One particular story highlights the flaws in relying on customers to perform product testing. About a year after Rdb/VMS V3.0 shipped a major customer sued DEC over a bug that caused massive data corruption. This customer had previously been one of our best, and indeed was a field test customer for V3.0. During the discovery process it was found that the customer had discovered the bug during field test, but the report had sat on the customer’s system administrator’s desk rather than ever being submitted to the Rdb team! Months later they put V3.0 into production and…. The bug required a particular stress condition that only they, amongst all our field test customers, achieved.
Fast forward another decade as Microsoft SQL Server 7.0 was being readied for release. We had separate test teams writing complete test suites of positive and negative test cases for the entire product. We did code coverage analysis to see areas that needed more test attention. We had several massive stress tests designed to push the limits of the product (exactly the thing that would have uncovered the data corruption problem back with DEC Rdb/VMS). We took traces of many dozens of customer systems and ran them regularly against our builds. We worked closely with ISVs to run their software and test suites against our builds from very early in the process. And we had internal Microsoft IT systems running in production on builds from pre-beta onwards. We gave out builds, called IDWs, to internal development partners (e.g., Visual Basic, Access, etc.), ISVs, customers who were part of the Early Adopter Program, book authors, and some others. A sea-change had clearly occurred, but we still had a reliance on beta testing to finish finding bugs and help us polish the product.
Jump forward yet another decade and there had been more evolution (again using SQL Server as an example). Attention to specifications and having complete plans prior to any coding is more evident and reduces the amount of rework (which tends to generate more bugs than the original coding) needed later in a project. Features can’t be checked in until they are completed end-to-end (e.g., tools support, replication support, etc.) and fully (positive and negative) tested (for 7.0 we required positive test cases for check-in with negative test case complete coming later). More tools (e.g., PreFast) are available that eliminate coding errors. The testing processes developed for SQL Server 7.0 have continued to evolve. Builds are kept close to shippable state at all times (where as with SQL Server 7.0 we would allow the bugs to back up and then spend months in a separate stabilization milestone fixing them in a in order to have a beta or release quality build). And the SQL Server team has eliminated a formal beta. The IDW builds of old have evolved into Community Technical Previews (CTPs) that are made available from time to time during the course of development. And the intent of the CTPs has evolved from primarily about finding bugs to being primarily about getting people to start using new capabilities as soon as possible. Yes there remains some intensive customer testing programs, such as TAP/RDP (the successor to EAP), and ISV engagement. But what they’ve tried to do is get away from a philosophy that you roll the product into a release like thing called “Beta”, based on some arbitrary date, and throw it over the wall to customers for finding bugs.
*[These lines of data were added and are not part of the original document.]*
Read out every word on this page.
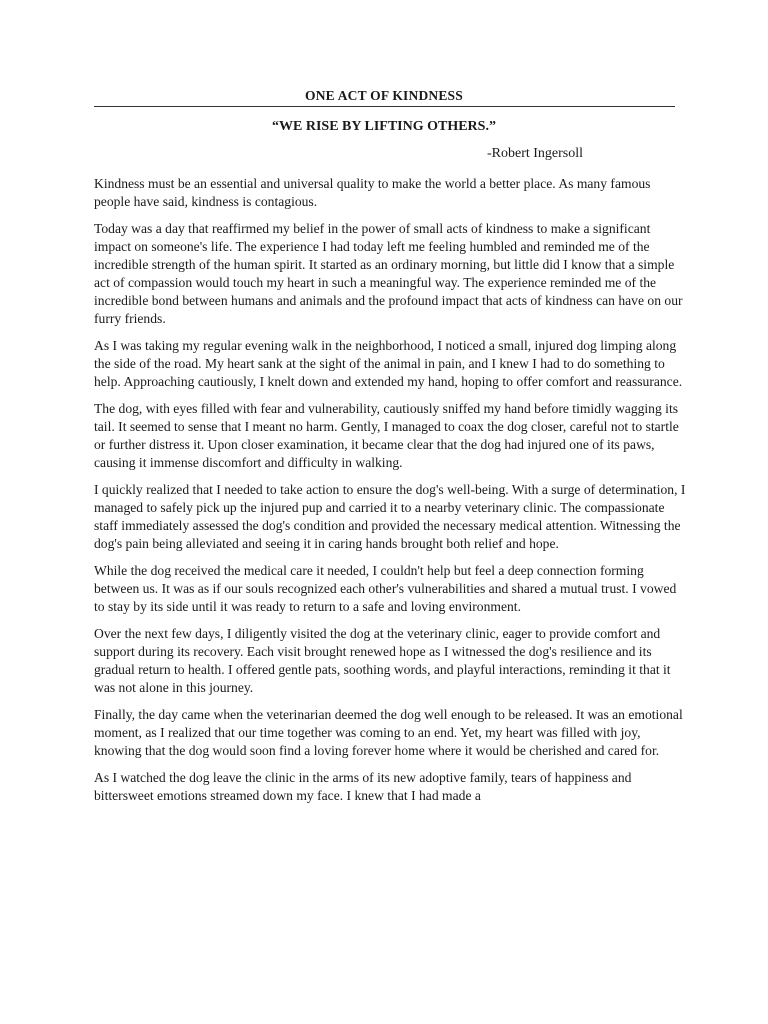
ONE ACT OF KINDNESS
“WE RISE BY LIFTING OTHERS.”
-Robert Ingersoll

Kindness must be an essential and universal quality to make the world a better place. As many famous people have said, kindness is contagious.

Today was a day that reaffirmed my belief in the power of small acts of kindness to make a significant impact on someone's life. The experience I had today left me feeling humbled and reminded me of the incredible strength of the human spirit. It started as an ordinary morning, but little did I know that a simple act of compassion would touch my heart in such a meaningful way. The experience reminded me of the incredible bond between humans and animals and the profound impact that acts of kindness can have on our furry friends.

As I was taking my regular evening walk in the neighborhood, I noticed a small, injured dog limping along the side of the road. My heart sank at the sight of the animal in pain, and I knew I had to do something to help. Approaching cautiously, I knelt down and extended my hand, hoping to offer comfort and reassurance.

The dog, with eyes filled with fear and vulnerability, cautiously sniffed my hand before timidly wagging its tail. It seemed to sense that I meant no harm. Gently, I managed to coax the dog closer, careful not to startle or further distress it. Upon closer examination, it became clear that the dog had injured one of its paws, causing it immense discomfort and difficulty in walking.

I quickly realized that I needed to take action to ensure the dog's well-being. With a surge of determination, I managed to safely pick up the injured pup and carried it to a nearby veterinary clinic. The compassionate staff immediately assessed the dog's condition and provided the necessary medical attention. Witnessing the dog's pain being alleviated and seeing it in caring hands brought both relief and hope.

While the dog received the medical care it needed, I couldn't help but feel a deep connection forming between us. It was as if our souls recognized each other's vulnerabilities and shared a mutual trust. I vowed to stay by its side until it was ready to return to a safe and loving environment.

Over the next few days, I diligently visited the dog at the veterinary clinic, eager to provide comfort and support during its recovery. Each visit brought renewed hope as I witnessed the dog's resilience and its gradual return to health. I offered gentle pats, soothing words, and playful interactions, reminding it that it was not alone in this journey.

Finally, the day came when the veterinarian deemed the dog well enough to be released. It was an emotional moment, as I realized that our time together was coming to an end. Yet, my heart was filled with joy, knowing that the dog would soon find a loving forever home where it would be cherished and cared for.

As I watched the dog leave the clinic in the arms of its new adoptive family, tears of happiness and bittersweet emotions streamed down my face. I knew that I had made a
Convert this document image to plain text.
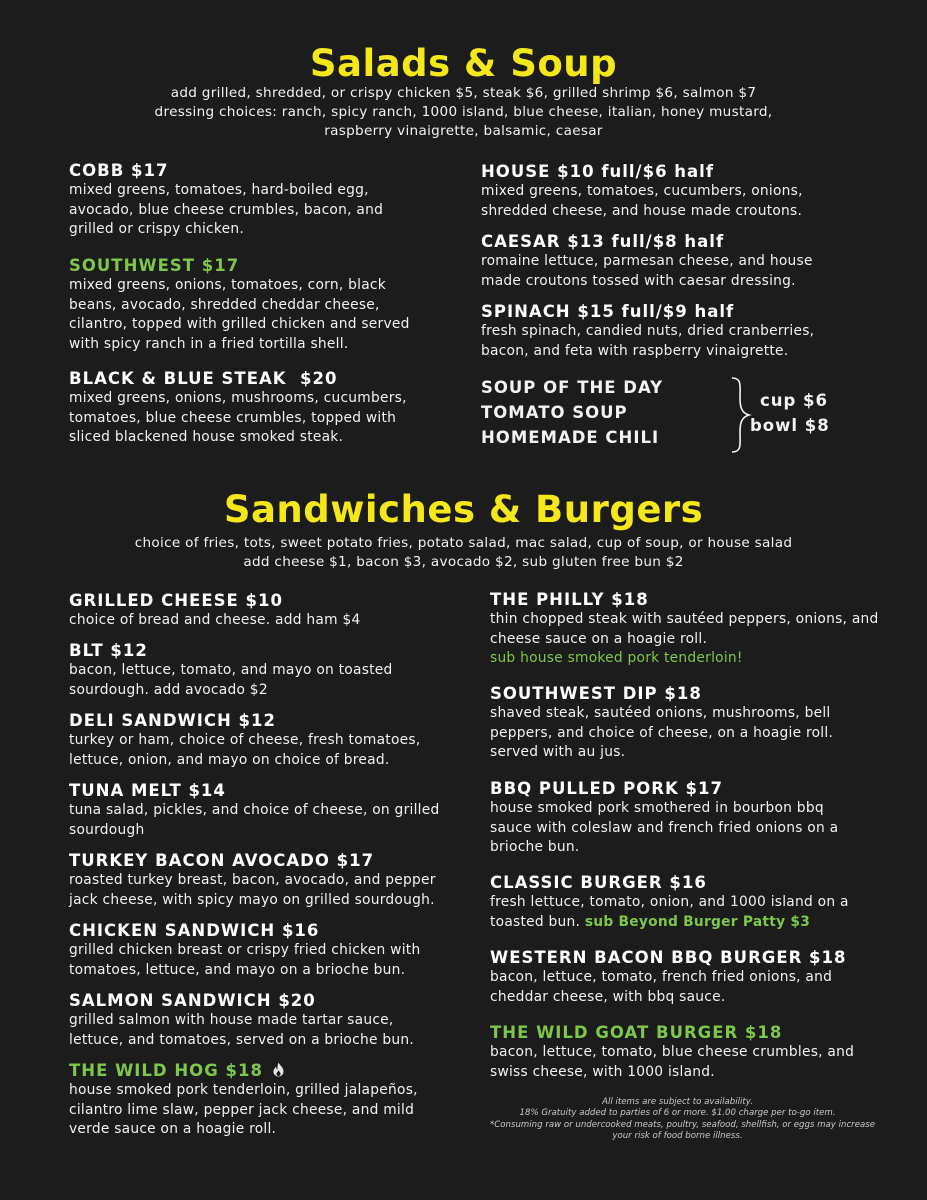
Salads & Soup
add grilled, shredded, or crispy chicken $5, steak $6, grilled shrimp $6, salmon $7
dressing choices: ranch, spicy ranch, 1000 island, blue cheese, italian, honey mustard,
raspberry vinaigrette, balsamic, caesar
COBB $17
mixed greens, tomatoes, hard-boiled egg, avocado, blue cheese crumbles, bacon, and grilled or crispy chicken.
SOUTHWEST $17
mixed greens, onions, tomatoes, corn, black beans, avocado, shredded cheddar cheese, cilantro, topped with grilled chicken and served with spicy ranch in a fried tortilla shell.
BLACK & BLUE STEAK  $20
mixed greens, onions, mushrooms, cucumbers, tomatoes, blue cheese crumbles, topped with sliced blackened house smoked steak.
HOUSE $10 full/$6 half
mixed greens, tomatoes, cucumbers, onions, shredded cheese, and house made croutons.
CAESAR $13 full/$8 half
romaine lettuce, parmesan cheese, and house made croutons tossed with caesar dressing.
SPINACH $15 full/$9 half
fresh spinach, candied nuts, dried cranberries, bacon, and feta with raspberry vinaigrette.
SOUP OF THE DAY
TOMATO SOUP
HOMEMADE CHILI
cup $6
bowl $8
Sandwiches & Burgers
choice of fries, tots, sweet potato fries, potato salad, mac salad, cup of soup, or house salad
add cheese $1, bacon $3, avocado $2, sub gluten free bun $2
GRILLED CHEESE $10
choice of bread and cheese. add ham $4
BLT $12
bacon, lettuce, tomato, and mayo on toasted sourdough. add avocado $2
DELI SANDWICH $12
turkey or ham, choice of cheese, fresh tomatoes, lettuce, onion, and mayo on choice of bread.
TUNA MELT $14
tuna salad, pickles, and choice of cheese, on grilled sourdough
TURKEY BACON AVOCADO $17
roasted turkey breast, bacon, avocado, and pepper jack cheese, with spicy mayo on grilled sourdough.
CHICKEN SANDWICH $16
grilled chicken breast or crispy fried chicken with tomatoes, lettuce, and mayo on a brioche bun.
SALMON SANDWICH $20
grilled salmon with house made tartar sauce, lettuce, and tomatoes, served on a brioche bun.
THE WILD HOG $18
house smoked pork tenderloin, grilled jalapeños, cilantro lime slaw, pepper jack cheese, and mild verde sauce on a hoagie roll.
THE PHILLY $18
thin chopped steak with sautéed peppers, onions, and cheese sauce on a hoagie roll.
sub house smoked pork tenderloin!
SOUTHWEST DIP $18
shaved steak, sautéed onions, mushrooms, bell peppers, and choice of cheese, on a hoagie roll. served with au jus.
BBQ PULLED PORK $17
house smoked pork smothered in bourbon bbq sauce with coleslaw and french fried onions on a brioche bun.
CLASSIC BURGER $16
fresh lettuce, tomato, onion, and 1000 island on a toasted bun. sub Beyond Burger Patty $3
WESTERN BACON BBQ BURGER $18
bacon, lettuce, tomato, french fried onions, and cheddar cheese, with bbq sauce.
THE WILD GOAT BURGER $18
bacon, lettuce, tomato, blue cheese crumbles, and swiss cheese, with 1000 island.
All items are subject to availability.
18% Gratuity added to parties of 6 or more. $1.00 charge per to-go item.
*Consuming raw or undercooked meats, poultry, seafood, shellfish, or eggs may increase
your risk of food borne illness.
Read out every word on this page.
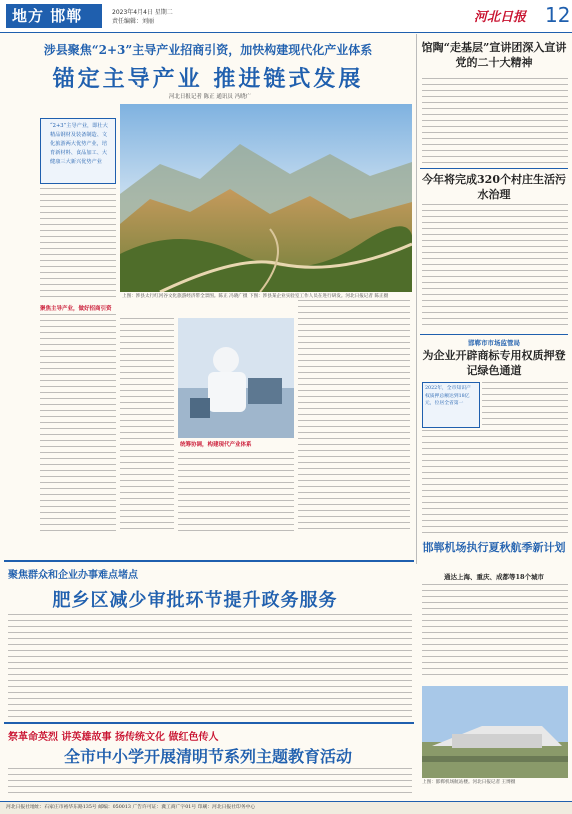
地方 邯郸	2023年4月4日 星期二
责任编辑：刘丽	河北日报 12
涉县聚焦“2+3”主导产业招商引资，加快构建现代化产业体系
锚定主导产业 推进链式发展
河北日报记者 陈正 通讯员 冯晓广
“2+3”主导产业，即壮大精品钢材及装备制造、文化旅游两大优势产业，培育新材料、食品加工、大健康三大新兴优势产业
聚焦主导产业，做好招商引资
上图：涉县太行红河谷文化旅游经济带全景图。陈正 冯晓广摄 下图：涉县某企业实验室工作人员在进行研发。河北日报记者 陈正摄
统筹协调，构建现代产业体系
馆陶“走基层”宣讲团深入宣讲党的二十大精神
今年将完成320个村庄生活污水治理
邯郸市市场监管局
为企业开辟商标专用权质押登记绿色通道
2022年，全市知识产权质押总额达到18亿元，位居全省第一
邯郸机场执行夏秋航季新计划
通达上海、重庆、成都等18个城市
上图：邯郸机场航站楼。河北日报记者 王博摄
聚焦群众和企业办事难点堵点
肥乡区减少审批环节提升政务服务
祭革命英烈 讲英雄故事 扬传统文化 做红色传人
全市中小学开展清明节系列主题教育活动
河北日报社地址：石家庄市裕华东路135号 邮编：050013 广告许可证：冀工商广字01号 印刷：河北日报社印务中心
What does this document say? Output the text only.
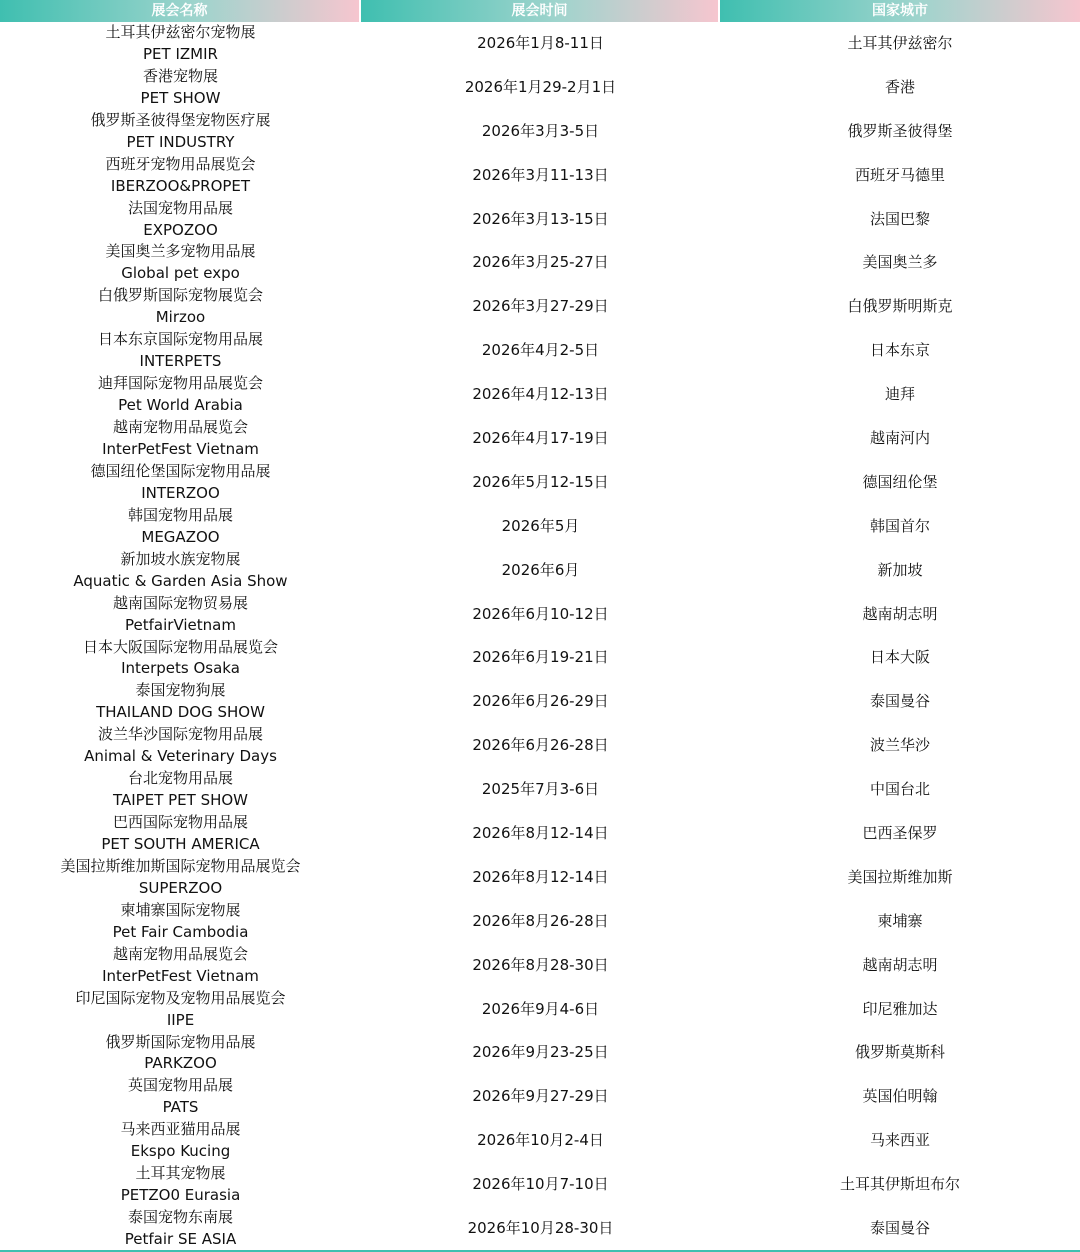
展会名称	展会时间	国家城市
土耳其伊兹密尔宠物展
PET IZMIR
2026年1月8-11日	土耳其伊兹密尔
香港宠物展
PET SHOW
2026年1月29-2月1日	香港
俄罗斯圣彼得堡宠物医疗展
PET INDUSTRY
2026年3月3-5日	俄罗斯圣彼得堡
西班牙宠物用品展览会
IBERZOO&PROPET
2026年3月11-13日	西班牙马德里
法国宠物用品展
EXPOZOO
2026年3月13-15日	法国巴黎
美国奥兰多宠物用品展
Global pet expo
2026年3月25-27日	美国奥兰多
白俄罗斯国际宠物展览会
Mirzoo
2026年3月27-29日	白俄罗斯明斯克
日本东京国际宠物用品展
INTERPETS
2026年4月2-5日	日本东京
迪拜国际宠物用品展览会
Pet World Arabia
2026年4月12-13日	迪拜
越南宠物用品展览会
InterPetFest Vietnam
2026年4月17-19日	越南河内
德国纽伦堡国际宠物用品展
INTERZOO
2026年5月12-15日	德国纽伦堡
韩国宠物用品展
MEGAZOO
2026年5月	韩国首尔
新加坡水族宠物展
Aquatic & Garden Asia Show
2026年6月	新加坡
越南国际宠物贸易展
PetfairVietnam
2026年6月10-12日	越南胡志明
日本大阪国际宠物用品展览会
Interpets Osaka
2026年6月19-21日	日本大阪
泰国宠物狗展
THAILAND DOG SHOW
2026年6月26-29日	泰国曼谷
波兰华沙国际宠物用品展
Animal & Veterinary Days
2026年6月26-28日	波兰华沙
台北宠物用品展
TAIPET PET SHOW
2025年7月3-6日	中国台北
巴西国际宠物用品展
PET SOUTH AMERICA
2026年8月12-14日	巴西圣保罗
美国拉斯维加斯国际宠物用品展览会
SUPERZOO
2026年8月12-14日	美国拉斯维加斯
柬埔寨国际宠物展
Pet Fair Cambodia
2026年8月26-28日	柬埔寨
越南宠物用品展览会
InterPetFest Vietnam
2026年8月28-30日	越南胡志明
印尼国际宠物及宠物用品展览会
IIPE
2026年9月4-6日	印尼雅加达
俄罗斯国际宠物用品展
PARKZOO
2026年9月23-25日	俄罗斯莫斯科
英国宠物用品展
PATS
2026年9月27-29日	英国伯明翰
马来西亚猫用品展
Ekspo Kucing
2026年10月2-4日	马来西亚
土耳其宠物展
PETZO0 Eurasia
2026年10月7-10日	土耳其伊斯坦布尔
泰国宠物东南展
Petfair SE ASIA
2026年10月28-30日	泰国曼谷
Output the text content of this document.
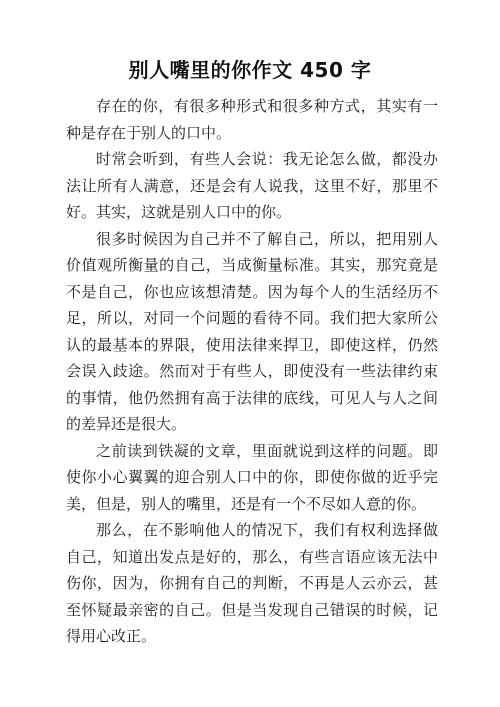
别人嘴里的你作文 450 字

存在的你，有很多种形式和很多种方式，其实有一种是存在于别人的口中。

时常会听到，有些人会说：我无论怎么做，都没办法让所有人满意，还是会有人说我，这里不好，那里不好。其实，这就是别人口中的你。

很多时候因为自己并不了解自己，所以，把用别人价值观所衡量的自己，当成衡量标准。其实，那究竟是不是自己，你也应该想清楚。因为每个人的生活经历不足，所以，对同一个问题的看待不同。我们把大家所公认的最基本的界限，使用法律来捍卫，即使这样，仍然会误入歧途。然而对于有些人，即使没有一些法律约束的事情，他仍然拥有高于法律的底线，可见人与人之间的差异还是很大。

之前读到铁凝的文章，里面就说到这样的问题。即使你小心翼翼的迎合别人口中的你，即使你做的近乎完美，但是，别人的嘴里，还是有一个不尽如人意的你。

那么，在不影响他人的情况下，我们有权利选择做自己，知道出发点是好的，那么，有些言语应该无法中伤你，因为，你拥有自己的判断，不再是人云亦云，甚至怀疑最亲密的自己。但是当发现自己错误的时候，记得用心改正。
It’s this philosophical change that is the real difference between CTPs and Beta.
There are major differences between the processes used by SQL Server and by Windows (e.g., Windows controlled information release policy precludes SQL Server’s CTP process), but the Windows processes go even further in trying to avoid having customers be the means by which bugs or design deficiencies are discovered. Attention to design and specifications takes dramatic precedence in the current Windows processes. Ask most developers within Microsoft and they are shocked by how few actual coding weeks and milestones there were in the Windows 8 development cycle. Amongst other things this forces work to be done in smaller chunks and hopefully keeps the overall product from being destabilized. The amount of testing that goes on after each coding milestone is extensive. Customer input is something you collect early in the project, not after you are nearly done. You see this in how often they quote telemetry in the Building Windows 8 blog, though telemetry is not the only input (e.g., usability testing, feedback from the previous release, etc.) you rely on. Thousands of Microsoft employees have no doubt been using Windows 8 as their primary operating system for many months, and by the February beta it will probably be 10s of thousands. In other words, most of the heavy lifting of making sure a release of Windows is ready for customer production use is done long before it goes to beta. Beta, in actuality, is becoming a formality and not a required part of a release process. In the extreme you see this with on-line offerings, such as from Google, where things stay in beta for years and the primary purpose of the label is as a way to say “we reserve the right the pull the rug out from under you at any time”. So what does “Beta” mean for Windows 8?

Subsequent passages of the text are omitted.